Historically, AIM has been regarded as a market full of high risk, loss-making technology and resource companies that were caught out in the dotcom bubble and the financial crisis. However, over the course of the past decade the number of stocks listed on AIM has reduced dramatically, while the total market capitalisation of the index is now more than £100bn. This means that the average company on AIM is now capitalised at more than £100m.
Despite the rise in quality and size of the constituents listed on AIM, many of these companies still qualify for Business Relief from Inheritance Tax (IHT). This is provided that the company is not listed on a Recognised Investment Exchange (RIE) when the investor dies and it is a trading entity. This means that investors can invest in some companies of reasonable size and still save IHT for their beneficiaries as long as their AIM shares are held for two years and at time of death (and of course, continue to qualify). An investor could hold a company such as ASOS, which currently has a larger market capitalisation than M&S and, after two years, benefit from 100% relief from any IHT due on those holdings.
New rules ahead?
This change in quality and size has led to speculation that there could be adjustments to the current AIM Business Relief rules. Investors were nervous ahead of the November budget, particularly as the government had ordered the “Patient Capital Review” earlier in the year, which was considering how to support smaller innovative companies with access to finance going forward.

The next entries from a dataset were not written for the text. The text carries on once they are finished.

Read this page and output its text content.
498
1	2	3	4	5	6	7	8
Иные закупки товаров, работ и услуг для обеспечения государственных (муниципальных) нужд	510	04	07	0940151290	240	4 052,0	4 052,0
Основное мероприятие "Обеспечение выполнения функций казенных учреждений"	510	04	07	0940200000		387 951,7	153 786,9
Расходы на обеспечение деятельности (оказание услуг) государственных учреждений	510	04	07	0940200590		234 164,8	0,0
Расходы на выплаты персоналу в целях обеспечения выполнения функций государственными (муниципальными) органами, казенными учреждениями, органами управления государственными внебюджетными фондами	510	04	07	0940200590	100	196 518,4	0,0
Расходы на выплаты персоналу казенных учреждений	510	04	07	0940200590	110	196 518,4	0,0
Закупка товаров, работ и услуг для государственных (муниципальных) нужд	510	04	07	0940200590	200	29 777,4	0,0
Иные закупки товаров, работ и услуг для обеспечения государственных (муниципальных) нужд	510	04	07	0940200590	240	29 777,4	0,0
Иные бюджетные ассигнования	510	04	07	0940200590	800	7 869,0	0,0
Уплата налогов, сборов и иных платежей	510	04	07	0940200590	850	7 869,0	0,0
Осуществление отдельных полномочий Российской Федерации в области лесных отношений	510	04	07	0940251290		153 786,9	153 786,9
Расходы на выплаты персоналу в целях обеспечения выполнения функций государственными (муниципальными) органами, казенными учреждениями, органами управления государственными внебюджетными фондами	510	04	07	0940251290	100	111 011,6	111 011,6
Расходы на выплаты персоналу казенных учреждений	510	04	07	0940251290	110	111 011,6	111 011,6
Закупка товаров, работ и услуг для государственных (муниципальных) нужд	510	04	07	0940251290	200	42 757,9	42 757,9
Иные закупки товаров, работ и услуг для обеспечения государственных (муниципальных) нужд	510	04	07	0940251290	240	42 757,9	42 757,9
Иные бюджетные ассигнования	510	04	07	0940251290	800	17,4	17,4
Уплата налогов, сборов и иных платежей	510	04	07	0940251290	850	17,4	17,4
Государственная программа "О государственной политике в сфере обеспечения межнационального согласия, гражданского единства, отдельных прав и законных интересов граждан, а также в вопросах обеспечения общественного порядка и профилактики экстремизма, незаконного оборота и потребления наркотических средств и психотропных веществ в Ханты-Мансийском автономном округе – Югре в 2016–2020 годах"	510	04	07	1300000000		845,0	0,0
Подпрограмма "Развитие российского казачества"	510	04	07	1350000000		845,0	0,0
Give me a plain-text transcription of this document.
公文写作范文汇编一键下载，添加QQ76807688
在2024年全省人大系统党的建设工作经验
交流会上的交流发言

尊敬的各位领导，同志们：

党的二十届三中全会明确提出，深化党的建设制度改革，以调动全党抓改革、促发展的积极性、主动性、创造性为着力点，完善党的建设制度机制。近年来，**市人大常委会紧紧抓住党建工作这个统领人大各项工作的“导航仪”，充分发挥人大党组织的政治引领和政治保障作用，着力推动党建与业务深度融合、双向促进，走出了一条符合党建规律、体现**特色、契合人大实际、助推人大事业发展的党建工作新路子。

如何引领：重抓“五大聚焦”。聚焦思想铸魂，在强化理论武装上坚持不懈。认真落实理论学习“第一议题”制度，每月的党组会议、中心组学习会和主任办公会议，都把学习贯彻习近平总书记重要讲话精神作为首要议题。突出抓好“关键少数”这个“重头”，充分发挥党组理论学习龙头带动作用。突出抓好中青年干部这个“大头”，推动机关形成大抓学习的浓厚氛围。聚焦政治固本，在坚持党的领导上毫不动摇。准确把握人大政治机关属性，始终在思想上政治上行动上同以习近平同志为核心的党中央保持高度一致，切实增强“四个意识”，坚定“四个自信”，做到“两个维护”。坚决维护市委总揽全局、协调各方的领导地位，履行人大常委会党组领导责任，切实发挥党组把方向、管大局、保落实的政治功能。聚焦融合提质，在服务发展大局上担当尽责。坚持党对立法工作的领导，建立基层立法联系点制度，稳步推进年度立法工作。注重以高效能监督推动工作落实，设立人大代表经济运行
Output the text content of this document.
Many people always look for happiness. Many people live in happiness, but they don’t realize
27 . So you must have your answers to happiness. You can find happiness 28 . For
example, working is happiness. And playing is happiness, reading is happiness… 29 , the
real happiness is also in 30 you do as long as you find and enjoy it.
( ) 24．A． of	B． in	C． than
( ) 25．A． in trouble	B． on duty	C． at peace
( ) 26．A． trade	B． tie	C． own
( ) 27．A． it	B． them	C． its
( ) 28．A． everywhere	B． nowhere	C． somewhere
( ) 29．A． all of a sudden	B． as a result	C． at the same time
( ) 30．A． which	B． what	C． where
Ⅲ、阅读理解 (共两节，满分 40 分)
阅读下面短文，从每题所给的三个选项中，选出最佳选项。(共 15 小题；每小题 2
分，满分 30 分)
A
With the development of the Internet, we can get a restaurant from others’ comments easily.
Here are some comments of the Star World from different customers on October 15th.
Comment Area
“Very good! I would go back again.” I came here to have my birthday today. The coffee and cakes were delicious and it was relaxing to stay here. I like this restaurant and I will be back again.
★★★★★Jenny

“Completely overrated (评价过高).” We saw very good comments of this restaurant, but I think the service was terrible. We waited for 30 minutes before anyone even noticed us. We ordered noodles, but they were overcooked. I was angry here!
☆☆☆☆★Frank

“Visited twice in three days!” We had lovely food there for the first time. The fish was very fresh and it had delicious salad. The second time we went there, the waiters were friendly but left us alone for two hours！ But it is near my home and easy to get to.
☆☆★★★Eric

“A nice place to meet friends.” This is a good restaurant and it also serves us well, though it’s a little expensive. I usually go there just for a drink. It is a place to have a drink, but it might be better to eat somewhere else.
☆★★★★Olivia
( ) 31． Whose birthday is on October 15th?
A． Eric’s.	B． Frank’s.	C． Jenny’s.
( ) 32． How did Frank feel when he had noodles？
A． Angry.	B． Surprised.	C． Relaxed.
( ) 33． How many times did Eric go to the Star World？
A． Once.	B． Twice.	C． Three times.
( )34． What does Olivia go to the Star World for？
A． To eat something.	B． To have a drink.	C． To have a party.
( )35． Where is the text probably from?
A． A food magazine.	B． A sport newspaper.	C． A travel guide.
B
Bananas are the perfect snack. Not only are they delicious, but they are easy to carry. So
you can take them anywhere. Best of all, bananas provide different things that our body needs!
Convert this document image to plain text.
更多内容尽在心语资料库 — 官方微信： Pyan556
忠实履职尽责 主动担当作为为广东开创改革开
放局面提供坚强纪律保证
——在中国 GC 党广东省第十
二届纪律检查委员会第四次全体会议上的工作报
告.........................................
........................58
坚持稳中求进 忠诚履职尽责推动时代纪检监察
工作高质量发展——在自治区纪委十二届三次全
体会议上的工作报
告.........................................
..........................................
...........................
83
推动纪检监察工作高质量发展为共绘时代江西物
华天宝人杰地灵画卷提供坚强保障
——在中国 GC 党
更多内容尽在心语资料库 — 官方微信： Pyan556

Business Relief was not mentioned directly by Chancellor Philip Hammond, as he chose to focus on changing EIS relief and imposing a “capital preservation test” on EIS and VCT investments.
The consultation response, however, noted that the relief played a valuable role in preventing the breakup of otherwise viable businesses purely in order to meet IHT liabilities. The government noted it will keep Business Relief under review, but said it remained committed to protecting the important role that this tax relief plays in supporting family-owned businesses, and growth investment in the AIM and other growth markets.
We therefore believe that investing in AIM will pass any “capital preservation test” as an investor’s capital is very much at risk when investing in these relatively smaller and less-liquid companies. We therefore conclude that Business Relief rules on AIM are unlikely to change, in the short term, while this government remains in place. In addition, we think that it would be unlikely that a government would retrospectively remove these reliefs for investors who have already started holding AIM shares.
AIM remains an interesting option, when IHT planning, for investors who are willing to take on the risk. Unlike many other IHT solutions, an investor can maintain control of their assets as the holdings remain in their name. AIM portfolios are also straightforward and do not involve some of the legal complexities of Trusts. In addition, it can be an effective solution for an ISA. An AIM ISA is free from Capital Gains Tax, Income Tax on your dividends and has the potential to be free from Inheritance Tax.
At Charles Stanley, we have always maintained a focus on investing in cash generating, established businesses in our Inheritance Tax Portfolio Service. These companies need to have experienced and committed management teams who have a proven track record of successfully growing businesses. To find these potential holdings we screen companies, looking for strong balance sheets, profitability and cash generation. We then meet company management several times and often conduct site visits to fully understand the opportunities and risks in these businesses, before we invest. This approach allows us to construct portfolios that are diversified across multiple industry sectors, with strong companies that would hopefully survive in another economic downturn.
AIM remains a minefield, but the rise in quality of its constituents means that there are plenty of gems to be found.
The information contained within this article is based on our understanding of current UK Legislation, Taxation and HMRC guidance, all of which may be subject to change. Nothing contained within this article should be construed as personal advice based on individual circumstances.